Drag queens tend to be multi-talented people, but is it fair that we expect a drag queen to be able to carry a tune?

Traditionally, drag queens aren’t expected to sing. There have always been those who can sing live, but with the Drag Race franchise, the bar has been raised so high that any and every skill set can elevate your status in the pecking order of gigs.

If you can sing, it just means your price and commercial appeal go up. The more you have to offer, the more you can charge – or the more options you have to make money.

It’s not that any drag queen must be able to sing, it’s just that the more tools you have in your tool kit, the more opportunities you have for employment.

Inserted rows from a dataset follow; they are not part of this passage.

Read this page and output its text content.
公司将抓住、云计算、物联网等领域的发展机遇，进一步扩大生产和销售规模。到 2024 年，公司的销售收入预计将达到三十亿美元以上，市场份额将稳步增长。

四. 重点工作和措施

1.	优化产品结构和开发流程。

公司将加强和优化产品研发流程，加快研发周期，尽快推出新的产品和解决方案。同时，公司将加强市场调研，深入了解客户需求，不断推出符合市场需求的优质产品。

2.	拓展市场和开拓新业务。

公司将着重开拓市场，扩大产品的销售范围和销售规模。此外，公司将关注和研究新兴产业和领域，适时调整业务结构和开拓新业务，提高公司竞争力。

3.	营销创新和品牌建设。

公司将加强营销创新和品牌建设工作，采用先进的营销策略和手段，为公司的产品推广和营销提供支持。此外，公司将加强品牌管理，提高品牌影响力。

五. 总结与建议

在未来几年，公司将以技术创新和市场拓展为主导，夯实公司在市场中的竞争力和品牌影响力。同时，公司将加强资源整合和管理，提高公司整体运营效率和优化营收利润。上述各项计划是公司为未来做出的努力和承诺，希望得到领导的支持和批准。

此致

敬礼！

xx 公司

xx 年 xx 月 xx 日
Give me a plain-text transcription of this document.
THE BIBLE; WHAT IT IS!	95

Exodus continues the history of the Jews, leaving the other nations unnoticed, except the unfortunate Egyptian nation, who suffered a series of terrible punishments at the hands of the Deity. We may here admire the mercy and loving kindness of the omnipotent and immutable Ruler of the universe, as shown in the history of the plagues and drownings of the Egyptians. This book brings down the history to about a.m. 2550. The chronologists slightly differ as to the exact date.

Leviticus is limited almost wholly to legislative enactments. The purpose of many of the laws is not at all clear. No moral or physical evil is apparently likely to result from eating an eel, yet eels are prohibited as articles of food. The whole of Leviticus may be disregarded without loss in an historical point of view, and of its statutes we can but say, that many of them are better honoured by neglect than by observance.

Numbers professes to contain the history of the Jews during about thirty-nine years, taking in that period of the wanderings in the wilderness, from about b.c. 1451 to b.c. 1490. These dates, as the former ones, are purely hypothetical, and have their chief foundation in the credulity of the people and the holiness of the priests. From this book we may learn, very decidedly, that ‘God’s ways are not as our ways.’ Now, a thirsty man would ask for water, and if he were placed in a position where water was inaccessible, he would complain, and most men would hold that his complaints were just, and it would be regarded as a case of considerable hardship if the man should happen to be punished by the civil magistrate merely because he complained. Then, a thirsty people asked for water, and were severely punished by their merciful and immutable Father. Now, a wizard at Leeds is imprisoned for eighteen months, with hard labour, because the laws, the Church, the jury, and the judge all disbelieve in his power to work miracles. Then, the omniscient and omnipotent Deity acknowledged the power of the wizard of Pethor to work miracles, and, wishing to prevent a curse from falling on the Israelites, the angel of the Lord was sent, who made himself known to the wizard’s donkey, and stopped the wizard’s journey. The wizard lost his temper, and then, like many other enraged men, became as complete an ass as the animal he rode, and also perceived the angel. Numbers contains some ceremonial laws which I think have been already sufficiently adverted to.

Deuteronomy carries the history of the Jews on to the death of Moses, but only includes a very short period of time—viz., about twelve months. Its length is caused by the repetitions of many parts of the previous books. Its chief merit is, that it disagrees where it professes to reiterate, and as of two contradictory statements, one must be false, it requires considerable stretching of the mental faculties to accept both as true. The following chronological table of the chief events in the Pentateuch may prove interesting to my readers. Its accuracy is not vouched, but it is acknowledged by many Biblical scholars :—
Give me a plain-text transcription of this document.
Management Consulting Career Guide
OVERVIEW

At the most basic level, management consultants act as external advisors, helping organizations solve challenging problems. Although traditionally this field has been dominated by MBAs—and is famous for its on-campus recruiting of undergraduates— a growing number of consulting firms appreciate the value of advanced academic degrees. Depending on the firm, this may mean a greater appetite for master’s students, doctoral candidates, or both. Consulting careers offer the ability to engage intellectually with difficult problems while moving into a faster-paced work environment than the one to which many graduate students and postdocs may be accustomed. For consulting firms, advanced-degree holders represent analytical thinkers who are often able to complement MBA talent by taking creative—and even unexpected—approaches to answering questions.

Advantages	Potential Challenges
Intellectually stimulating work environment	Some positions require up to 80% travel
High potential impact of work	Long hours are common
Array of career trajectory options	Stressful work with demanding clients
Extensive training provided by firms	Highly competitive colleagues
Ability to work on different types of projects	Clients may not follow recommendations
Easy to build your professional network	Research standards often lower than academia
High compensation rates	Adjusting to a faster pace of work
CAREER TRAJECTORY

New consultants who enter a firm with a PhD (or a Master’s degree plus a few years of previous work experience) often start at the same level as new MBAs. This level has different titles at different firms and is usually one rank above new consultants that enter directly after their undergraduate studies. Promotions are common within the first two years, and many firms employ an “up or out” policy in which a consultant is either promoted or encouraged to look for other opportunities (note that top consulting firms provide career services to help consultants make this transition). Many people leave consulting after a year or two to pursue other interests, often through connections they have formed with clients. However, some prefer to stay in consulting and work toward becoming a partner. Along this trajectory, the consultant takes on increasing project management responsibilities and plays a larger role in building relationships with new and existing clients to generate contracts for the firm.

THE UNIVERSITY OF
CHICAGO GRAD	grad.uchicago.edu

When did you discover and start to explore your passion for singing?

I come from a family who weren’t singers but sang around the house and in church.

Then, I came to Toronto to go to Ryerson Theatre School. I planned to be a classical actor but the singing teacher at Ryerson was amazing and taught me how to understand singing through the exploration of the text.

I didn’t have a preconceived notion of how one should sing so my voice was open and available and I discovered I loved telling stories in song and had the facility of a very agile voice.

That began a career of what I call musical storytelling. That is the basis of what I call what I do. I love telling stories in song – weaving a spell over an audience in musicals or concerts or cabarets.

Who are some of your musical theatre heroes or inspirations?

Honestly, the first person who comes to mind is Audra McDonald. I knew of her work for many years – and had seen her in Ragtime – but when I saw her in Porgy and Bess, I was in awe. The work she had done on that character was so detailed, without being showy. You knew, at any given moment, her relationship with the drugs being passed around on stage. You felt her desperation, her loneliness, her fear, her doubt, her heart – every moment.

I also have to mention my sweet pal, Norm Lewis, who played Porgy in that production. At the start of both ‘love’ duets – Bess, You Is My Woman Now and I Loves You, Porgy – they got out the first line of the song and each time, the entire audience – and I’m not exaggerating – burst into tears. Not long after that, their detailed work inspired how I prepared to play Coalhouse Walker Jr. in the critically acclaimed production of Ragtime at the Shaw Festival.

If someone isn’t confident about singing in public, what are some tips or tricks that they could try to overcome the nerves?

Think about the ‘story’ of the song that you want to share with the audience. Think about why you love the song you are singing. Think about how brave you are to be up there when most, if not almost all, of the people sitting there are too afraid to do it. Or, if they are singers, they know how brave you are to be doing this and they are on your side.